Simon Shaolei Du focuses on the theoretical foundations of modern artificial intelligence, establishing a systematic research path around deep learning's trainability and generalization, as well as sample complexity in reinforcement learning and representation learning. His research provides theoretical explanations for two of deep learning's core mysteries: he provided the first rigorous proof that stochastic gradient descent (SGD) finds global minima in deep network training, and he established a foundational connection between deep learning and kernel methods, which explains the strong generalization properties of large-scale models. His recent work further explores the complex effects of overparameterization on optimization, providing new insights for model design.
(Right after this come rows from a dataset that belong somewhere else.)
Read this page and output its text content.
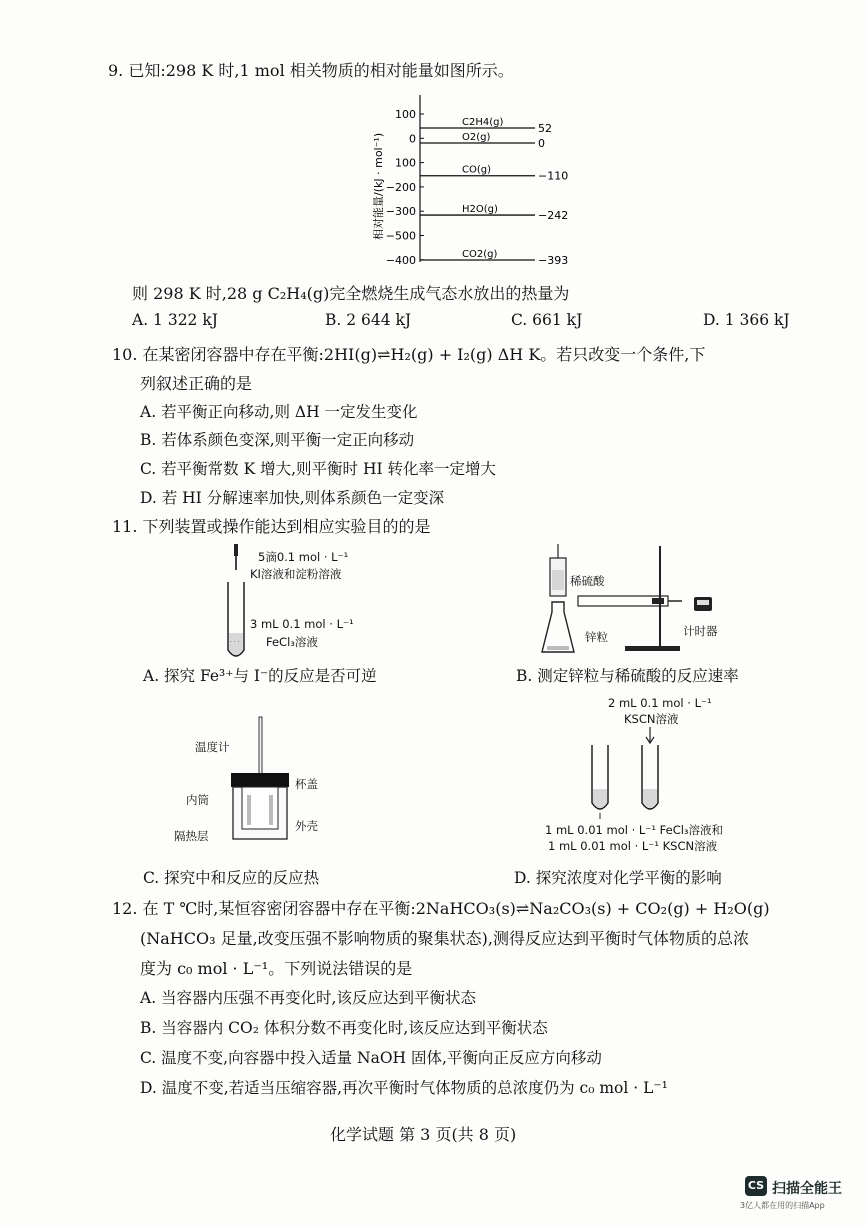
9. 已知:298 K 时,1 mol 相关物质的相对能量如图所示。
相对能量/(kJ · mol⁻¹)
100
0
100
−200
−300
−500
−400
C2H4(g)	52
O2(g)	0
CO(g)	−110
H2O(g)	−242
CO2(g)	−393
则 298 K 时,28 g C₂H₄(g)完全燃烧生成气态水放出的热量为
A. 1 322 kJ	B. 2 644 kJ	C. 661 kJ	D. 1 366 kJ
10. 在某密闭容器中存在平衡:2HI(g)⇌H₂(g) + I₂(g) ΔH K。若只改变一个条件,下
列叙述正确的是
A. 若平衡正向移动,则 ΔH 一定发生变化
B. 若体系颜色变深,则平衡一定正向移动
C. 若平衡常数 K 增大,则平衡时 HI 转化率一定增大
D. 若 HI 分解速率加快,则体系颜色一定变深
11. 下列装置或操作能达到相应实验目的的是
· · ·
5滴0.1 mol · L⁻¹
KI溶液和淀粉溶液
3 mL 0.1 mol · L⁻¹
FeCl₃溶液
A. 探究 Fe³⁺与 I⁻的反应是否可逆
稀硫酸
锌粒	计时器
B. 测定锌粒与稀硫酸的反应速率
温度计
杯盖
内筒
外壳
隔热层
C. 探究中和反应的反应热
2 mL 0.1 mol · L⁻¹
KSCN溶液
1 mL 0.01 mol · L⁻¹ FeCl₃溶液和
1 mL 0.01 mol · L⁻¹ KSCN溶液
D. 探究浓度对化学平衡的影响
12. 在 T ℃时,某恒容密闭容器中存在平衡:2NaHCO₃(s)⇌Na₂CO₃(s) + CO₂(g) + H₂O(g)
(NaHCO₃ 足量,改变压强不影响物质的聚集状态),测得反应达到平衡时气体物质的总浓
度为 c₀ mol · L⁻¹。下列说法错误的是
A. 当容器内压强不再变化时,该反应达到平衡状态
B. 当容器内 CO₂ 体积分数不再变化时,该反应达到平衡状态
C. 温度不变,向容器中投入适量 NaOH 固体,平衡向正反应方向移动
D. 温度不变,若适当压缩容器,再次平衡时气体物质的总浓度仍为 c₀ mol · L⁻¹
化学试题 第 3 页(共 8 页)
CS 扫描全能王
3亿人都在用的扫描App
Facing the core challenge of reinforcement learning's high data requirements, in 2024 he and his collaborators resolved a fundamental open problem on sample complexity that had remained unsolved for nearly three decades. They prove their new algorithm achieves the optimal data efficiency, and its complexity can be independent of planning horizon, opening new paths for solving complex real-world problems. For foundation models, he provided the first theoretical results identifying that a good representation and data diversity are necessary and sufficient for pre-training to be effective. Based on this, in the last two years, his team developed active learning and efficient reinforcement fine-tuning frameworks to significantly improve data and label efficiency for large models.
His goal is to continue building a solid theoretical foundation for artificial intelligence, improving the efficiency and reliability of machine learning systems, and promoting the application of cutting-edge AI technologies in key domains.